Since the summer of 2023, I have been unable to upload my websites! Yes, you’ve read that right!
After 2 years of being unable to publish with Rapidweaver, my business is now ruined, so it’s just an academic question right now. Why has this been happening?
My provider says I open too many connections, and get banned by my own server, which I have been paying for, dutifully, each and every month. My reply has always been that I do not understand connections, have no interface to monitor them, cannot control them, and can only watch in agony as publishing gets halted at around 250-260 files being uploaded, with my IP banned for several hours, or even permanently.
It’s interesting that a loophole I found the last 2 years was to connect using a mobile data network (using my iPhone as hotspot) instead of an ADSL landline, but recently, even my mobile IP got banned as well.
Am I the only one whose business got killed by their own server banning them? What on earth is going on? How can this problem be prevented? Anyone?
Most web hosts have a limit to the amount of FTP connections that can be opened concurrently. I think the average limit is 5, but some web hosts allow less, some more.
Anyway once a file is uploaded that connection should close and new connection would open to upload the next file, but sometimes the connections don’t get properly closed and you end up with a lot of zombie connections, which I guess is what is happening here. I can’t really confirm without looking at your server logs.
You could ask your web host if they could increase your connection limit, but a lot of shared web hosts are hesitant to do that.
You can try to go into RapidWeaver’s publishing settings and set the Connections drop-down menu to something like 1 or 2.
Cyberduck! I have been using it to upload htaccess files and to remove obsolete folders.
Even when I use Cyberduck, I often get banned because apparently, Cyberduck, as soon as it launches, starts hammering port 7, he says. Again, I have no clue this is happening or how to prevent it.
Port 7 is not an FTP port. You can check in your CyberDuck settings to make sure the port is set to 21 if using FTP, or 22 if using SFTP. Or if your web host uses a custom FTP port, then whatever that port is (it shouldn’t be port 7 though).
Yeah, I am completely in the dark regarding this. All my Cyberduck projects utilize port 21. However, my provider insisted that I (Cyberduck) keeps hammering port 7 and bans me immediately. I am at a loss.
My first thought: how does your host “know” that it’s Cyberduck that’s doing the hammering? And how does your host “know” that RapidWeaver is opening all those connections?
It sounds to me that they “know” just enough to deflect any effort looking into the problem.
First of all, do they mention which protocol is sent over port 7 during the hammering? TCP or UDP?
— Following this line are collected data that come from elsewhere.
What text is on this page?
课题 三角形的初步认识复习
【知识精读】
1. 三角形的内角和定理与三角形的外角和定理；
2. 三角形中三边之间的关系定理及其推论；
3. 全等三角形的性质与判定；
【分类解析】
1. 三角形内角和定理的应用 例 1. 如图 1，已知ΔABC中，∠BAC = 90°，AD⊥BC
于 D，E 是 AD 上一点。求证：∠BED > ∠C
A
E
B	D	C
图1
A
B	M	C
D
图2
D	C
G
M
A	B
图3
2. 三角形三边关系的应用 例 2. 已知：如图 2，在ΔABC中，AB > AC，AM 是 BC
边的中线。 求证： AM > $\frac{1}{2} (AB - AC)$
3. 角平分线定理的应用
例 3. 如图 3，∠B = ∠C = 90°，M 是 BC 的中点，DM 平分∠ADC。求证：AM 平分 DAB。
TCP port 7 is the echo service, which simply reflects back whatever you send to it. It’s there for measuring connection speeds and to see if a node or endpoint is live. It’s also a target of many cheap and simplistic malware, who hope to bring down a server by making it echo millions of times per second.
UDP port 7 is used for WOL (wake-on-lan), which wakes up a remote machine so you can interact with it. Could it be that something on your local machine decides to ping port 7 on the server because it thinks it needs to wake it up?